World War II military history is vividly portrayed in Brothers, Rivals, Victors (2011, NAL Caliber) by Jonathan W. Jordan, JD’92. Based on meticulous research, the book recounts the battle for Europe through the eyes of three legendary generals who fought to liberate two continents: Supreme Cmdr. Dwight D. Eisenhower, Gen. Omar N. Bradley and Gen. George S. Patton. By looking back at the bonds shared through decades by these three friends, readers will gain new perspective on how those bonds were tested in the cauldron of World War II. Michael Korda, writing about the book in the New York Times Book Review, said, “What Jordan gives us is the war as Eisenhower, Bradley and Patton saw it … . Anybody who believes that generals are just, rational men, imbued with a soldierly feeling of comradeship toward one another and an ingrained respect for their political superiors, will be shocked by this book.”

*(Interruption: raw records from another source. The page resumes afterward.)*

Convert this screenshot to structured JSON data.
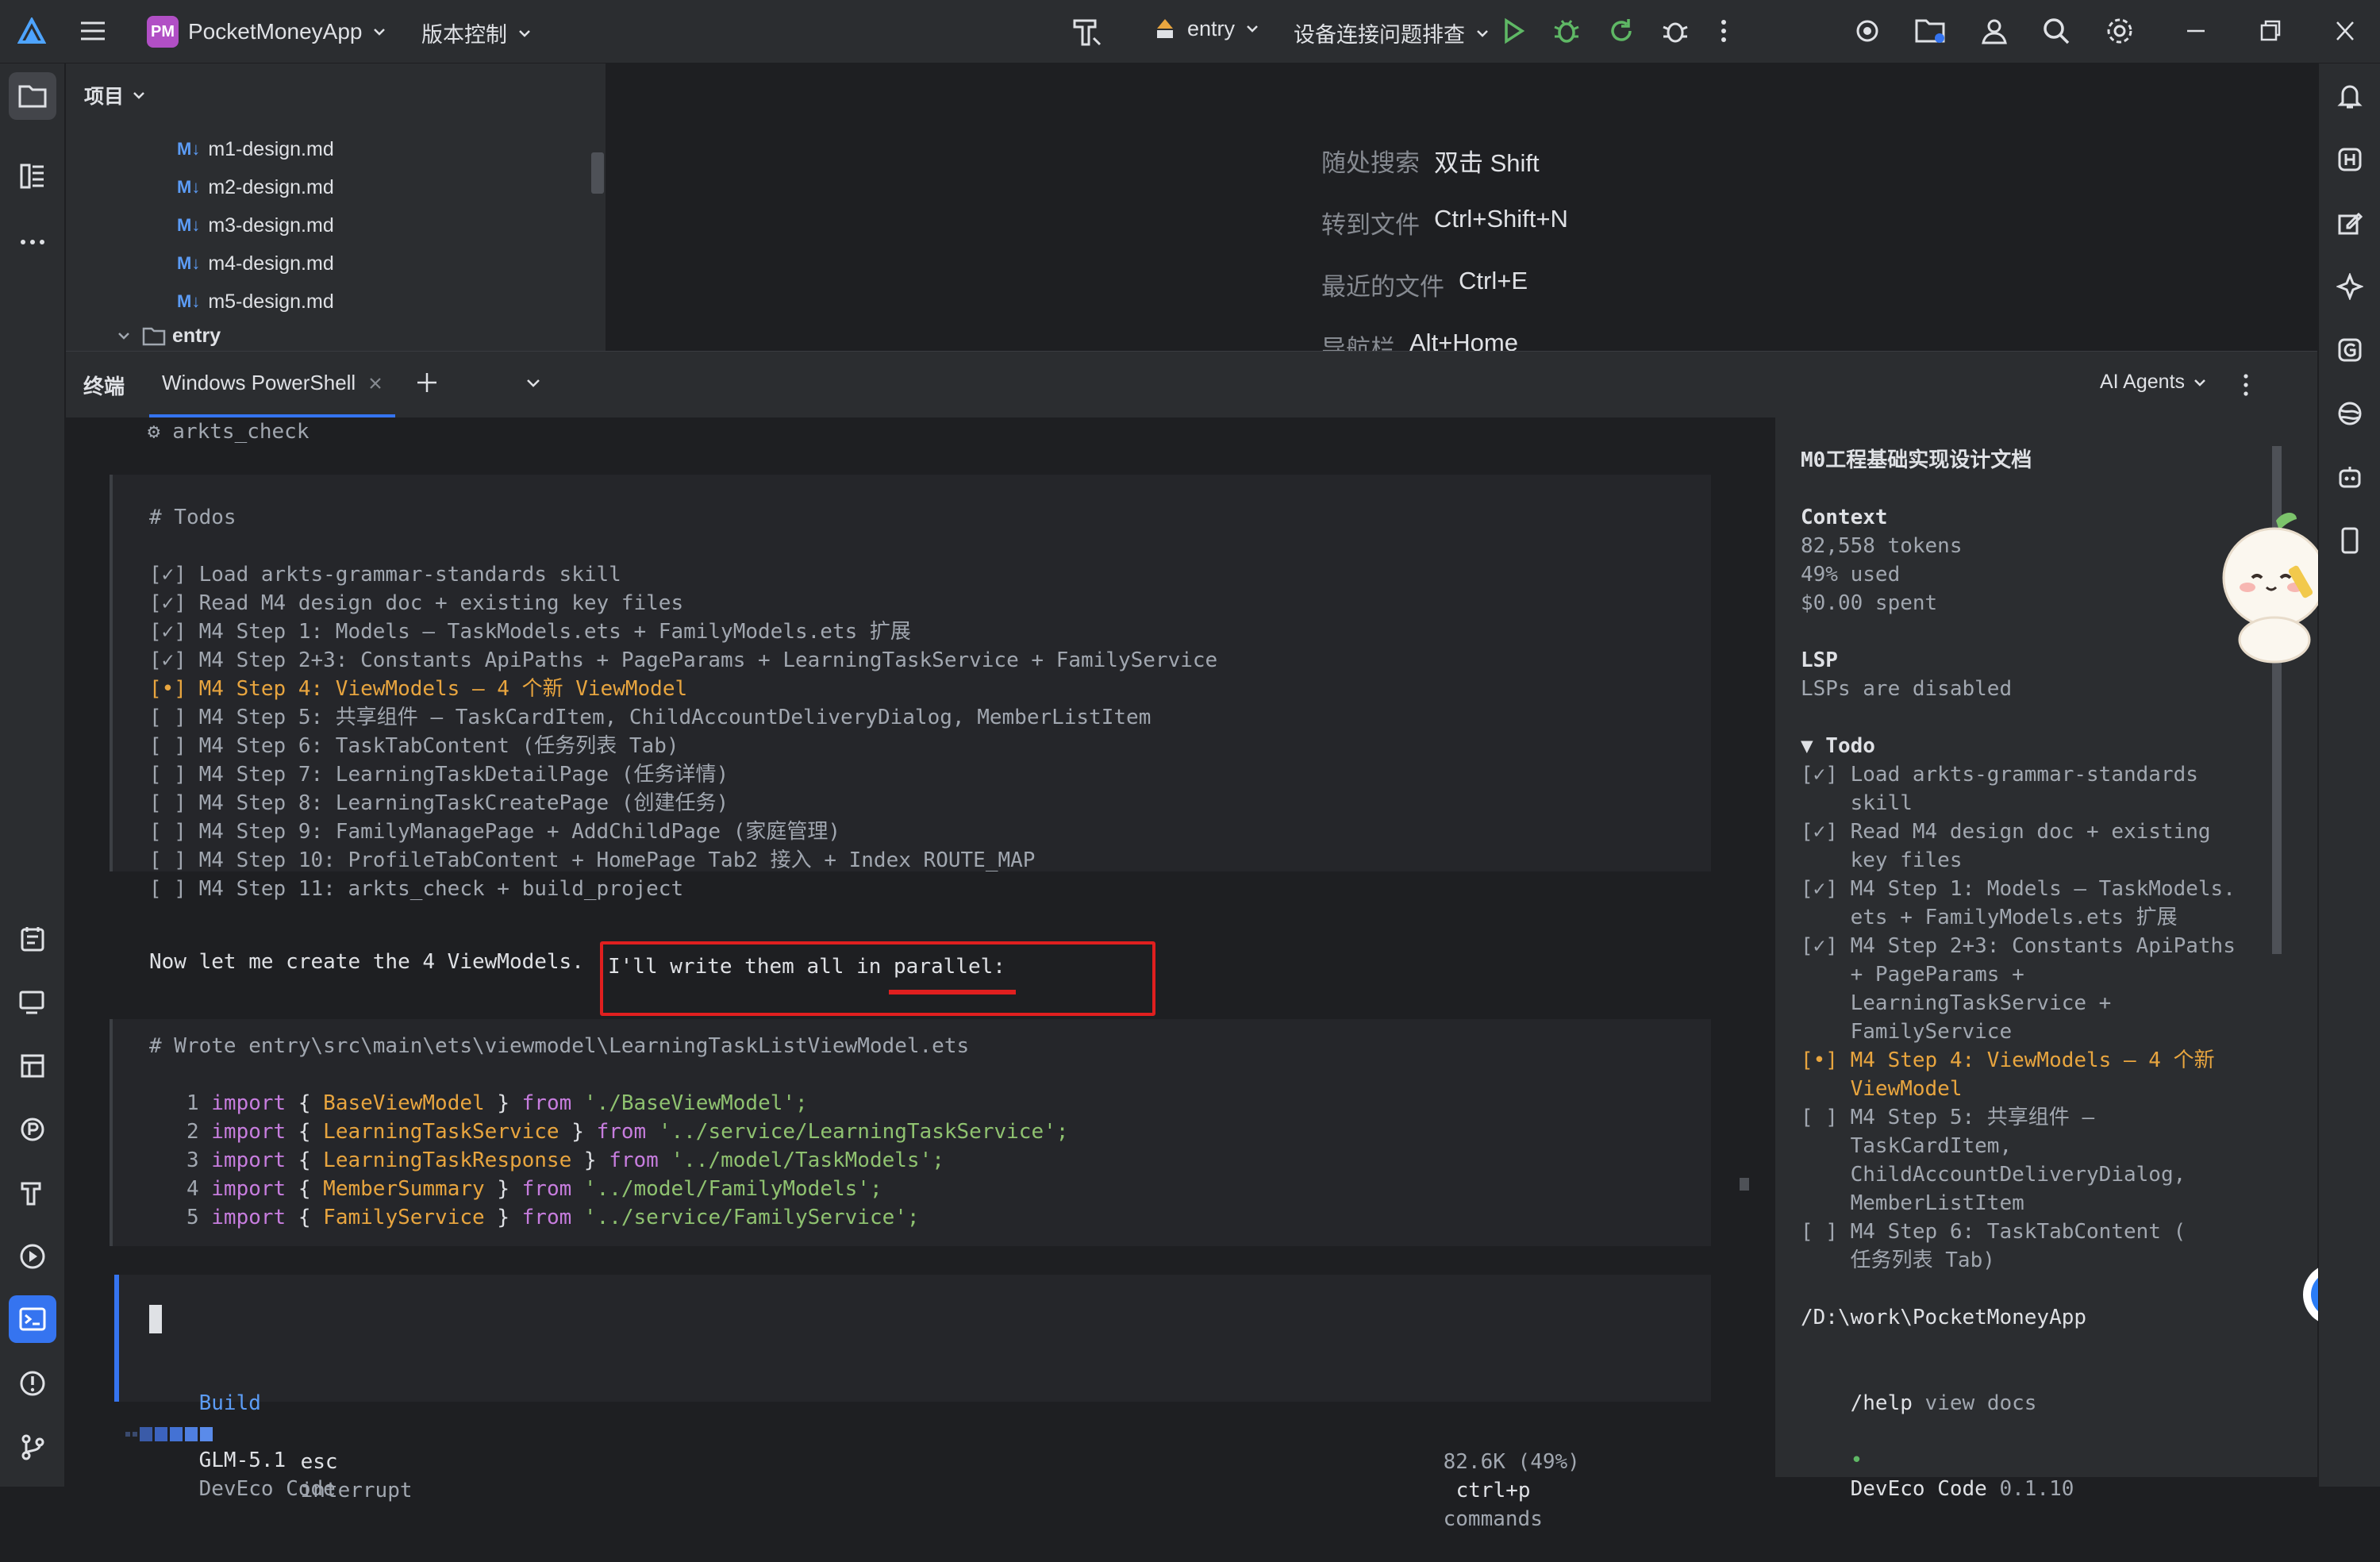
{
  "titlebar": {
    "project_badge": "PM",
    "project_name": "PocketMoneyApp",
    "vcs_label": "版本控制",
    "run_config": "entry",
    "device_label": "设备连接问题排查",
    "colors": {
      "run": "#5fb865",
      "badge": "#b14fc5"
    }
  },
  "project_panel": {
    "title": "项目",
    "files": [
      "m1-design.md",
      "m2-design.md",
      "m3-design.md",
      "m4-design.md",
      "m5-design.md"
    ],
    "md_badge": "M↓",
    "folder": "entry"
  },
  "editor_hints": [
    {
      "label": "随处搜索",
      "key": "双击 Shift"
    },
    {
      "label": "转到文件",
      "key": "Ctrl+Shift+N"
    },
    {
      "label": "最近的文件",
      "key": "Ctrl+E"
    },
    {
      "label": "导航栏",
      "key": "Alt+Home"
    }
  ],
  "terminal": {
    "title": "终端",
    "tab": "Windows PowerShell",
    "agents_label": "AI Agents",
    "tool_line": "⚙ arkts_check",
    "todos_heading": "# Todos",
    "todos": [
      {
        "mark": "[✓]",
        "text": "Load arkts-grammar-standards skill",
        "state": "done"
      },
      {
        "mark": "[✓]",
        "text": "Read M4 design doc + existing key files",
        "state": "done"
      },
      {
        "mark": "[✓]",
        "text": "M4 Step 1: Models — TaskModels.ets + FamilyModels.ets 扩展",
        "state": "done"
      },
      {
        "mark": "[✓]",
        "text": "M4 Step 2+3: Constants ApiPaths + PageParams + LearningTaskService + FamilyService",
        "state": "done"
      },
      {
        "mark": "[•]",
        "text": "M4 Step 4: ViewModels — 4 个新 ViewModel",
        "state": "current"
      },
      {
        "mark": "[ ]",
        "text": "M4 Step 5: 共享组件 — TaskCardItem, ChildAccountDeliveryDialog, MemberListItem",
        "state": "todo"
      },
      {
        "mark": "[ ]",
        "text": "M4 Step 6: TaskTabContent (任务列表 Tab)",
        "state": "todo"
      },
      {
        "mark": "[ ]",
        "text": "M4 Step 7: LearningTaskDetailPage (任务详情)",
        "state": "todo"
      },
      {
        "mark": "[ ]",
        "text": "M4 Step 8: LearningTaskCreatePage (创建任务)",
        "state": "todo"
      },
      {
        "mark": "[ ]",
        "text": "M4 Step 9: FamilyManagePage + AddChildPage (家庭管理)",
        "state": "todo"
      },
      {
        "mark": "[ ]",
        "text": "M4 Step 10: ProfileTabContent + HomePage Tab2 接入 + Index ROUTE_MAP",
        "state": "todo"
      },
      {
        "mark": "[ ]",
        "text": "M4 Step 11: arkts_check + build_project",
        "state": "todo"
      }
    ],
    "message_a": "Now let me create the 4 ViewModels. ",
    "message_b": "I'll write them all in parallel:",
    "wrote_line": "# Wrote entry\\src\\main\\ets\\viewmodel\\LearningTaskListViewModel.ets",
    "code": [
      {
        "n": "1",
        "name": "BaseViewModel",
        "path": "'./BaseViewModel';"
      },
      {
        "n": "2",
        "name": "LearningTaskService",
        "path": "'../service/LearningTaskService';"
      },
      {
        "n": "3",
        "name": "LearningTaskResponse",
        "path": "'../model/TaskModels';"
      },
      {
        "n": "4",
        "name": "MemberSummary",
        "path": "'../model/FamilyModels';"
      },
      {
        "n": "5",
        "name": "FamilyService",
        "path": "'../service/FamilyService';"
      }
    ],
    "kw_import": "import",
    "kw_from": "from",
    "brace_open": "{",
    "brace_close": "}",
    "mode": "Build",
    "dot": "·",
    "model": "GLM-5.1",
    "provider": "DevEco Code",
    "esc": "esc",
    "interrupt": "interrupt",
    "usage": "82.6K (49%)",
    "shortcut": "ctrl+p",
    "commands": "commands"
  },
  "sidebar": {
    "title": "M0工程基础实现设计文档",
    "context_heading": "Context",
    "tokens": "82,558 tokens",
    "used": "49% used",
    "spent": "$0.00 spent",
    "lsp_heading": "LSP",
    "lsp_status": "LSPs are disabled",
    "todo_heading": "▼ Todo",
    "todos": [
      {
        "lines": [
          "[✓] Load arkts-grammar-standards",
          "    skill"
        ],
        "state": "done"
      },
      {
        "lines": [
          "[✓] Read M4 design doc + existing",
          "    key files"
        ],
        "state": "done"
      },
      {
        "lines": [
          "[✓] M4 Step 1: Models — TaskModels.",
          "    ets + FamilyModels.ets 扩展"
        ],
        "state": "done"
      },
      {
        "lines": [
          "[✓] M4 Step 2+3: Constants ApiPaths",
          "    + PageParams +",
          "    LearningTaskService +",
          "    FamilyService"
        ],
        "state": "done"
      },
      {
        "lines": [
          "[•] M4 Step 4: ViewModels — 4 个新",
          "    ViewModel"
        ],
        "state": "current"
      },
      {
        "lines": [
          "[ ] M4 Step 5: 共享组件 —",
          "    TaskCardItem,",
          "    ChildAccountDeliveryDialog,",
          "    MemberListItem"
        ],
        "state": "todo"
      },
      {
        "lines": [
          "[ ] M4 Step 6: TaskTabContent (",
          "    任务列表 Tab)"
        ],
        "state": "todo"
      }
    ],
    "path": "/D:\\work\\PocketMoneyApp",
    "help_cmd": "/help",
    "help_text": " view docs",
    "brand": "DevEco Code",
    "version": " 0.1.10",
    "bullet": "•"
  }
}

Ethical dilemmas involving scientific research are nothing new. These days it’s stem cells; back in the 1600s, it was blood transfusions. Blood Work: A Tale of Medicine and Murder in the Scientific Revolution (2011, W.W. Norton) by Holly Tucker, associate professor of French, fashions a medical thriller out of the true tale of a sensational trial and conspiracy that helped delay experimentation with blood transfusions for 150 years. Tucker traces the tale of Jean-Baptiste Denis who, buoyed by success with the new process and newfound notoriety, finds a sponsor to stage a transfusion on a street person in an attempt to cure mental illness. That person, Antoine Mauroy, a former valet who’d become infamous in Paris for frightening people with his antics, was forced to participate. He died the next day. Denis was charged, tried for murder and eventually acquitted. Tucker’s research shows that the murder was really a conspiracy to discredit Denis and resulted in blood transfusions being banned in Europe for more than a century.